Patient Instructions for Hysterosalpingogram (HSG)
Your doctor has ordered a Hysterosalpingogram (HSG) as part of your infertility treatment and evaluation plan. It is a valuable procedure for examining the inside of the uterus or womb (endometrial cavity) and the fallopian tubes.
Please call Piedmont Reproductive Endocrinology Group (PREG) at 864.232.7734 to set up your hysterosalpingogram when your menstrual period starts. If your period starts on the weekend, please call us on the following Monday. Your Hysterosalpingogram (HSG) will typically be scheduled for the following week between cycle days 7 to 11. Please let your physician know if there is any possibility that you may be pregnant
Please inform your physician if you have any known allergies to IVP dye, iodine, or shellfish. The X-ray dye used to perform the Hysterosalpingogram (HSG) is iodine-based.
Most patients tolerate this procedure very well. Some women have cramping during the procedure and prefer to take medication for cramps prior to a Hysterosalpingogram (HSG). We recommend Ibuprofen (Advil or Motrin), 3 tablets (200 mg per tablet) or Acetominophen (Extra Strength Tylenol), 2 tablets (500 mg per tablet).
A speculum is placed in the vagina and the cervix is then cleaned with an antiseptic solution (betadine). A small catheter tip is gently introduced into the cervical canal. X-ray dye is then put into the uterus through the catheter. X-rays are taken as the dye progresses through the uterus, fallopian tubes, and into the pelvis. When the procedure is finished, the speculum and catheter are gently removed.
You may experience slight pressure and/or cramping during insertion or removal of the catheter, or during the infusion of the X-ray dye.
Once the procedure is completed you will discuss your findings and any follow-up treatment with Dr. John E. Nichols, Dr. John Payne or your referring physician.

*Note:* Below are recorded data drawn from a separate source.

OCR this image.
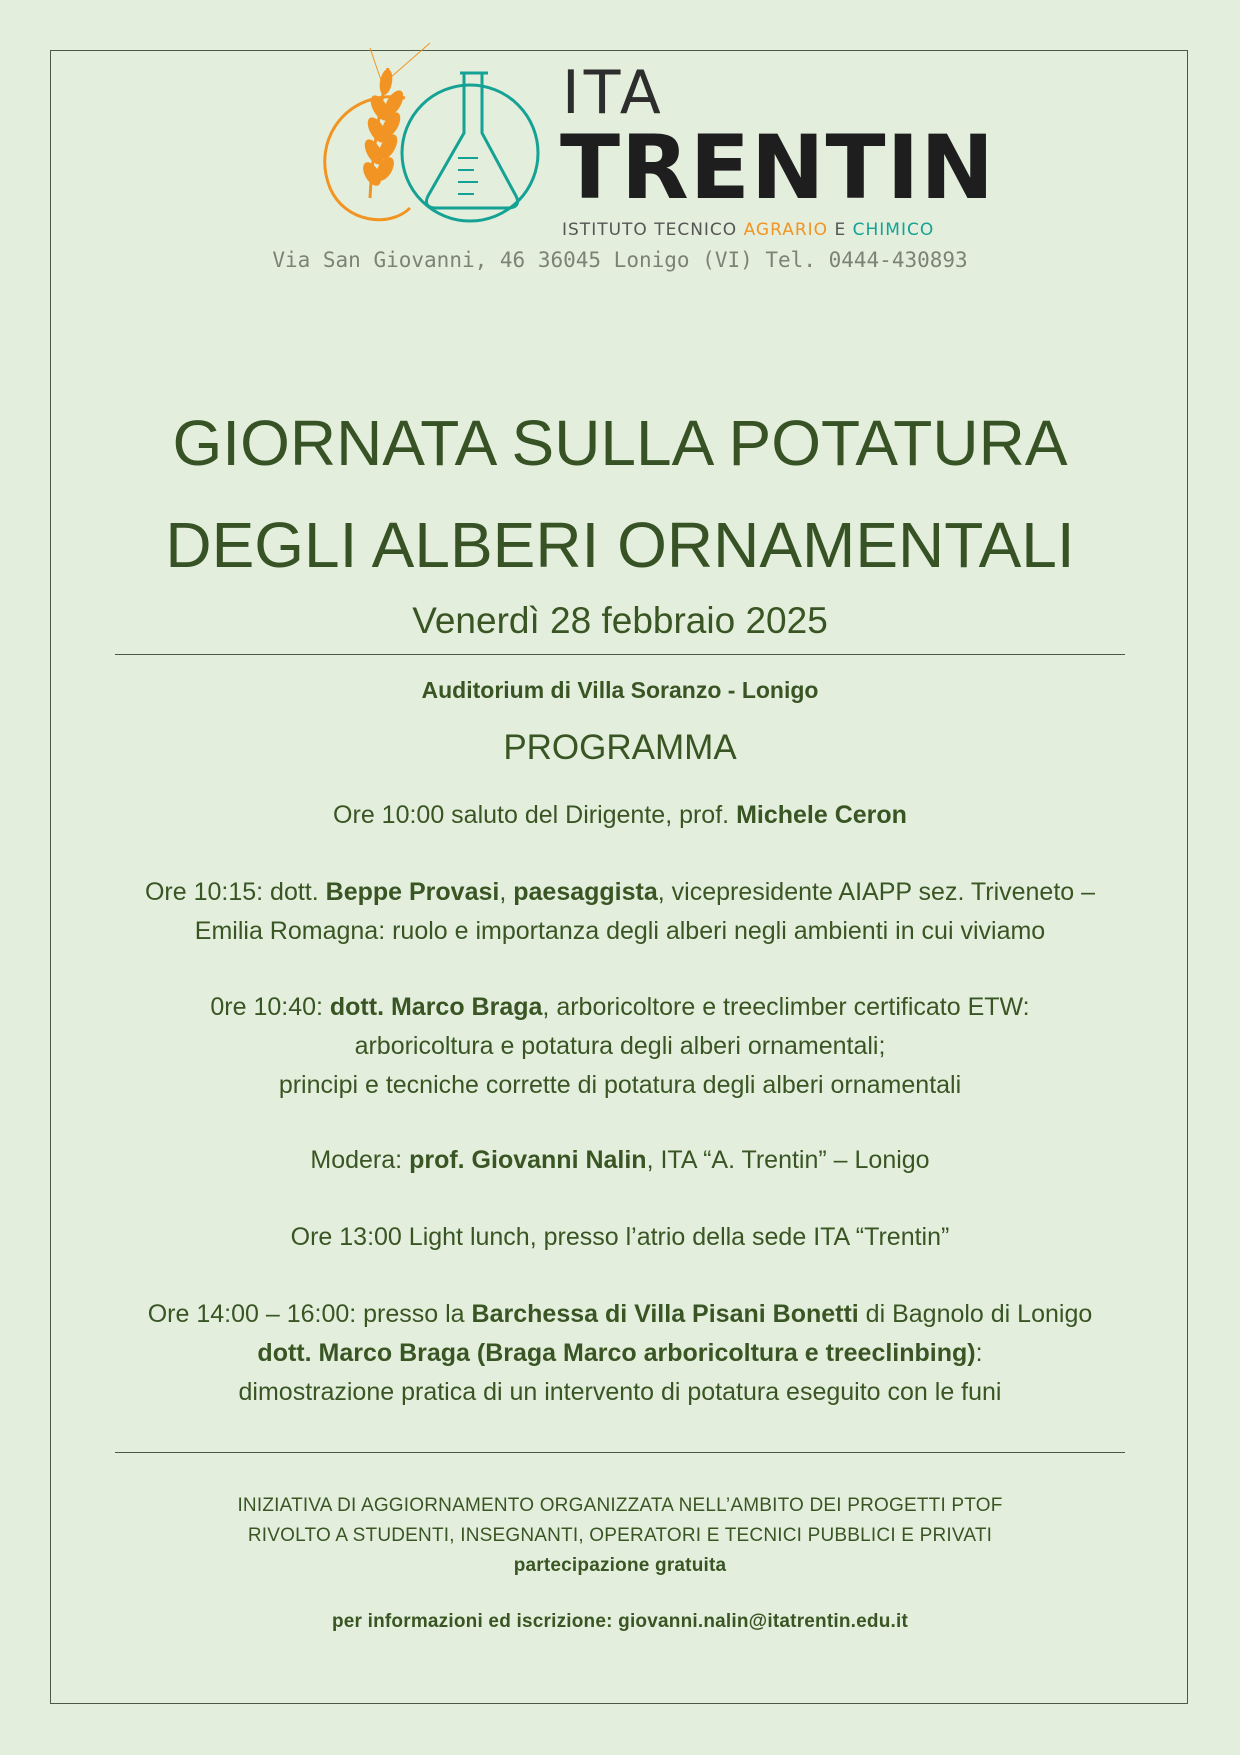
ITA
TRENTIN
ISTITUTO TECNICO AGRARIO E CHIMICO
Via San Giovanni, 46 36045 Lonigo (VI) Tel. 0444-430893
GIORNATA SULLA POTATURA
DEGLI ALBERI ORNAMENTALI
Venerdì 28 febbraio 2025
Auditorium di Villa Soranzo - Lonigo
PROGRAMMA
Ore 10:00 saluto del Dirigente, prof. Michele Ceron
Ore 10:15: dott. Beppe Provasi, paesaggista, vicepresidente AIAPP sez. Triveneto –
Emilia Romagna: ruolo e importanza degli alberi negli ambienti in cui viviamo
0re 10:40: dott. Marco Braga, arboricoltore e treeclimber certificato ETW:
arboricoltura e potatura degli alberi ornamentali;
principi e tecniche corrette di potatura degli alberi ornamentali
Modera: prof. Giovanni Nalin, ITA “A. Trentin” – Lonigo
Ore 13:00 Light lunch, presso l’atrio della sede ITA “Trentin”
Ore 14:00 – 16:00: presso la Barchessa di Villa Pisani Bonetti di Bagnolo di Lonigo
dott. Marco Braga (Braga Marco arboricoltura e treeclinbing):
dimostrazione pratica di un intervento di potatura eseguito con le funi
INIZIATIVA DI AGGIORNAMENTO ORGANIZZATA NELL’AMBITO DEI PROGETTI PTOF
RIVOLTO A STUDENTI, INSEGNANTI, OPERATORI E TECNICI PUBBLICI E PRIVATI
partecipazione gratuita
per informazioni ed iscrizione: giovanni.nalin@itatrentin.edu.it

After Your Hysterosalpingogram
You may have some cramping, spotting or bleeding for up to seven days. Please call the office at 864.232.7734 if you experience any of the following:
- Severe abdominal pain or cramping
- Heavy bleeding (more than a period)
- Fever greater than 100.4 F.
Heating pad on the low setting applied to the stomach or back may add to your comfort.
You may also use ibuprofen (Advil or Motrin), 3 tablets (200 mg per tablet) every 6 hours with food or Acetominophen (Extra Strength Tylenol), 2 tablets (500 mg per tablet) every 4 hours as needed for cramps.
Who Should Not Get a Hysterosalpingogram
- If you are pregnant or suspect that you may be pregnant.
- If there is any evidence of any vaginal, cervical or pelvic infection.
- If you have active vaginal bleeding.